The climate change deniers are an odd bunch of ducks, aren’t they? They can’t believe that 7.3 billion (not including the billions from previous generations that we replaced) could possibly affect the planet’s weather. Nor can they believe our one billion cars and the energy needed to heat our homes, cook our food, turn on the electricity (much of it from coal or oil), and manufacture our “stuff” could ever affect the atmosphere.

Or they use that old canard: “It’s just a theory, so it can’t be proven” (forgetting that gravity is also a theory, despite its theoretical effect on you if you fall from a tall building).

Seemingly, to get a job with the Wall Street Journal or Fox News, you must see the world through Koch-coloured glasses. You must deny the science, or deny climate change is man-made.

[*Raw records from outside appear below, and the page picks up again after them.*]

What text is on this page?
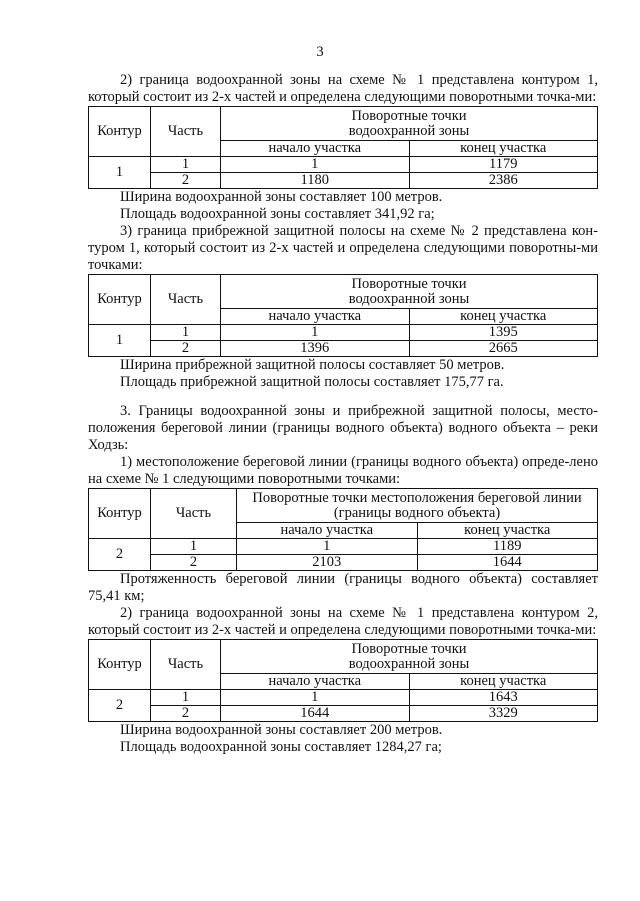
3

2) граница водоохранной зоны на схеме № 1 представлена контуром 1, который состоит из 2-х частей и определена следующими поворотными точка-ми:

Контур	Часть	Поворотные точки
водоохранной зоны	

		начало участка	конец участка
1	1	1	1179
	2	1180	2386

Ширина водоохранной зоны составляет 100 метров.

Площадь водоохранной зоны составляет 341,92 га;

3) граница прибрежной защитной полосы на схеме № 2 представлена кон-туром 1, который состоит из 2-х частей и определена следующими поворотны-ми точками:

Контур	Часть	Поворотные точки
водоохранной зоны	

		начало участка	конец участка
1	1	1	1395
	2	1396	2665

Ширина прибрежной защитной полосы составляет 50 метров.

Площадь прибрежной защитной полосы составляет 175,77 га.

3. Границы водоохранной зоны и прибрежной защитной полосы, место-положения береговой линии (границы водного объекта) водного объекта – реки Ходзь:

1) местоположение береговой линии (границы водного объекта) опреде-лено на схеме № 1 следующими поворотными точками:

Контур	Часть	Поворотные точки местоположения береговой линии
(границы водного объекта)	

		начало участка	конец участка
2	1	1	1189
	2	2103	1644

Протяженность береговой линии (границы водного объекта) составляет 75,41 км;

2) граница водоохранной зоны на схеме № 1 представлена контуром 2, который состоит из 2-х частей и определена следующими поворотными точка-ми:

Контур	Часть	Поворотные точки
водоохранной зоны	

		начало участка	конец участка
2	1	1	1643
	2	1644	3329

Ширина водоохранной зоны составляет 200 метров.

Площадь водоохранной зоны составляет 1284,27 га;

Christopher Booker of The Telegraph takes the flat earth prize for climate change denial. He earned his science-writing credentials at the satirical magazine Private Eye, which means his opinion on climate change is only a little more informed than Kim Kardashian’s. He denies that asbestos is harmful and used his column to libel the chairman of the UN Intergovernmental Panel on Climate Change.

Climate change is a fraud propagated by “warmers,” says Booker, arguing Arctic ice isn’t shrinking, despite satellite photos and a recent study by a climatologist at the University of Washington that states otherwise.

George Monbiot of The Guardian often writes about Booker’s shoddy journalistic research. Booker has many followers. But then again, so does his fellow climate change denier, the conspiracy theorist , anti-vaxxer, and all around monster raving firearms loony Alex Jones.

Then there’s God. Oklahoma Senator Jim Inhofe and others on the religious right in the U.S. don’t believe in man-made climate change in part, because it’s not predicted in the Bible (but then again, neither were iPhones). And besides, it’s arrogant of man to think that he can change the climate, because only God can do that. Even the Pope believes that’s a load of garbage.

It strikes me that if science can allow humans to send a probe the size of a refrigerator three billion miles away miles away to Pluto, discover a rocky world in the habitable zone of a star 1,400 light-years from Earth, or grow the entire arm of a rat in a lab, you’d think people would believe what the scientific community has been saying about high CO2 levels and its effect on climate.

Its getting hotter, folks. Time to invest in solar windows, rain barrels, and some reality.